Nov 4 2008   12:12PM GMT

A dynamic process, progressive excellence



Posted by: viip
Inherent Quality, innovation, Jim Collins, Good To Great, Interactive Intelligence

It may be true that as each person increasingly practices respect and humility and brings positive energy and goodness to the paths of their journey, the world overall will increasingly achieve new dimensions of greatness, new dimensions of quality, value, excellence and simplicity. As suggested within a 35 page monograph (Good To Great and The Social Sectors by Jim Collins intended to accompany the book Good To Great by the same author), it may also be true that there is value inherent to adjusting one’s balance between trying to be interesting, and investing more so in being interested. This may be particularly true for those in leadership roles (e.g., perhaps including newly elected or appointed officials). As each becomes more and more open minded, practices continual learning and active listening, and collaborates with respect and humility, it may be the world will experience dynamic increases to interdependence and trust and to the speed they can increasingly help to enable; it may be positive results throughout the world will continually bring new dimensions of greatness, joy (quality) and peace (value). Whether an everyday member of the global community, or someone who is within or soon will be within a role of great power and responsibility, perhaps keep the words within this post in mind while you do your best to have a wonderful quality of life, and perhaps in the process to in someway inspire or help with global improvements to such so the world will increasingly be a better place for all in the present and future. While it will always be important to celebrate successes, it may be it is important more so not to linger in them or to consider yourself great. It may be it is more important with each success to continue to be humble, generous and grateful… and otherwise to continually build upon great principles and encourage that they be developed equally within all. While it may be worth pursuing such things as greatness it may be that it is more important to increasingly try our best to be good to one another and to show interest more so than to try to be interesting.
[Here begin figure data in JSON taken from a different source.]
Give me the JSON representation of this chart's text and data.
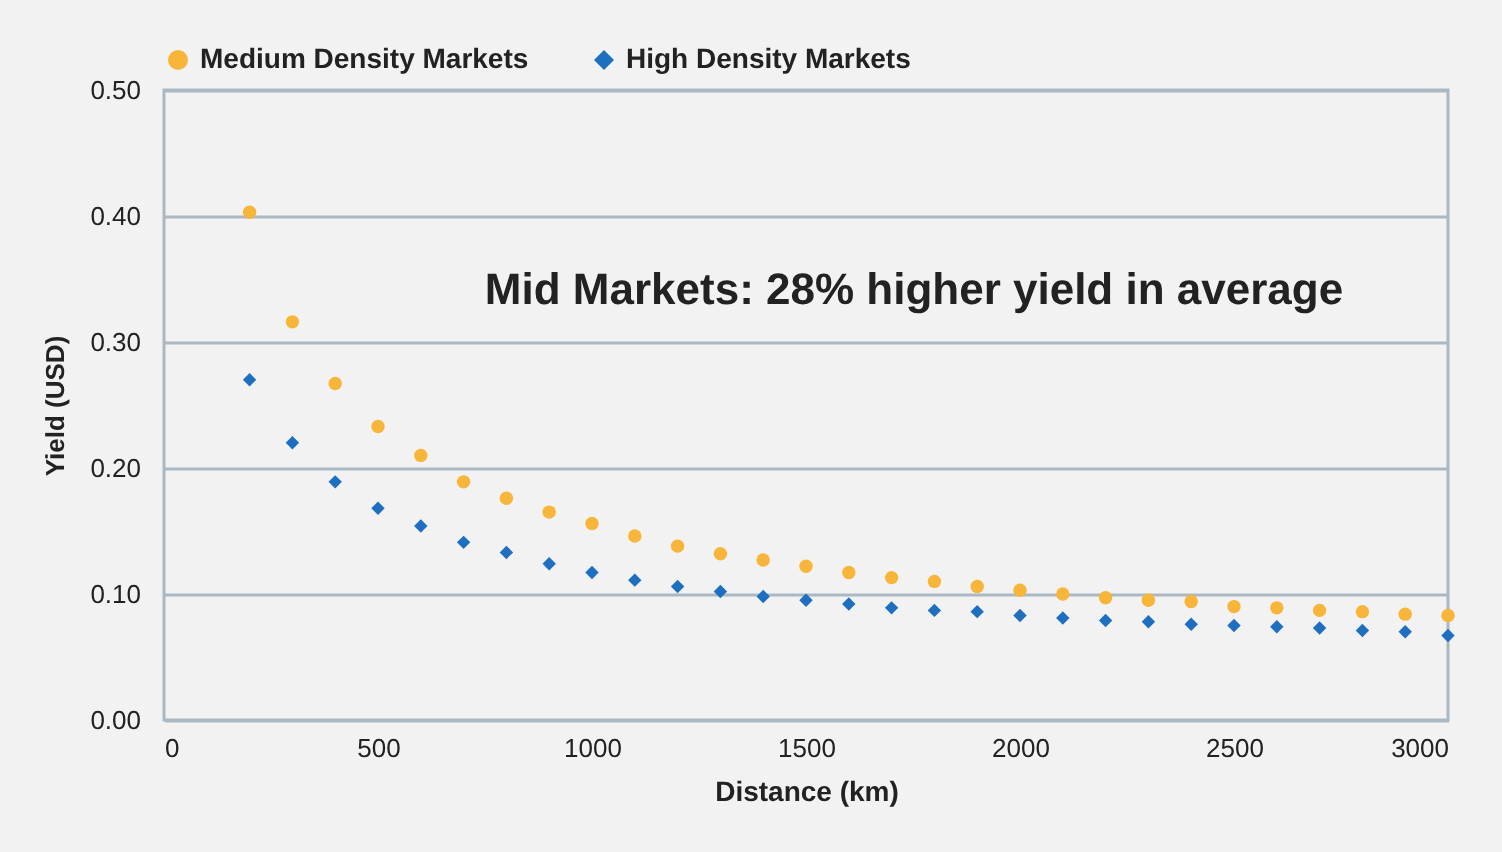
{
  "chart_data": {
    "type": "scatter",
    "xlabel": "Distance (km)",
    "ylabel": "Yield (USD)",
    "annotations": [
      "Mid Markets: 28% higher yield in average"
    ],
    "x": [
      200,
      300,
      400,
      500,
      600,
      700,
      800,
      900,
      1000,
      1100,
      1200,
      1300,
      1400,
      1500,
      1600,
      1700,
      1800,
      1900,
      2000,
      2100,
      2200,
      2300,
      2400,
      2500,
      2600,
      2700,
      2800,
      2900,
      3000
    ],
    "series": [
      {
        "name": "Medium Density Markets",
        "color": "#f7b53a",
        "marker": "circle",
        "values": [
          0.403,
          0.316,
          0.267,
          0.233,
          0.21,
          0.189,
          0.176,
          0.165,
          0.156,
          0.146,
          0.138,
          0.132,
          0.127,
          0.122,
          0.117,
          0.113,
          0.11,
          0.106,
          0.103,
          0.1,
          0.097,
          0.095,
          0.094,
          0.09,
          0.089,
          0.087,
          0.086,
          0.084,
          0.083
        ]
      },
      {
        "name": "High Density Markets",
        "color": "#1f6fc0",
        "marker": "diamond",
        "values": [
          0.27,
          0.22,
          0.189,
          0.168,
          0.154,
          0.141,
          0.133,
          0.124,
          0.117,
          0.111,
          0.106,
          0.102,
          0.098,
          0.095,
          0.092,
          0.089,
          0.087,
          0.086,
          0.083,
          0.081,
          0.079,
          0.078,
          0.076,
          0.075,
          0.074,
          0.073,
          0.071,
          0.07,
          0.067
        ]
      }
    ],
    "xlim": [
      0,
      3000
    ],
    "xticks": [
      0,
      500,
      1000,
      1500,
      2000,
      2500,
      3000
    ],
    "ylim": [
      0,
      0.5
    ],
    "yticks": [
      {
        "value": 0,
        "label": "0.00"
      },
      {
        "value": 0.1,
        "label": "0.10"
      },
      {
        "value": 0.2,
        "label": "0.20"
      },
      {
        "value": 0.3,
        "label": "0.30"
      },
      {
        "value": 0.4,
        "label": "0.40"
      },
      {
        "value": 0.5,
        "label": "0.50"
      }
    ],
    "grid": "y",
    "legend": "top"
  }
}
Greatness is an inherently dynamic process, not an end point. The moment you think of yourself as great, your slide toward mediocrity will have already begun — Jim Collins, Good To Great and The Social Sectors

What do you think is the most important inherent quality of all great leaders and organizations? Is it that they have a roadmap, or that they ensure the bus will have the right people, principles and attitudes on board for collaborative continual improvement? What do you think inherently are the right principles and attitudes for collaborative continual improvement? What do you think are the core values that all should increasingly try to walk and talk, or to elevate and exemplify within self, organization, software, technology, information and humanity? What do you inherently believe is at the core, the center, of continually inspiring and achieving greater and greater dimensions of global progressive excellence? What do you think is needed within your organization, and within society, to evolve quality and value to the next level? How important is presence management, and do any of the 5 scenarios within the noted event relate to your organization? What do you consider to be an innately important component of interactive intelligence? What do you find works best to develop a mindset for goodness, progressive excellence and continual innovation?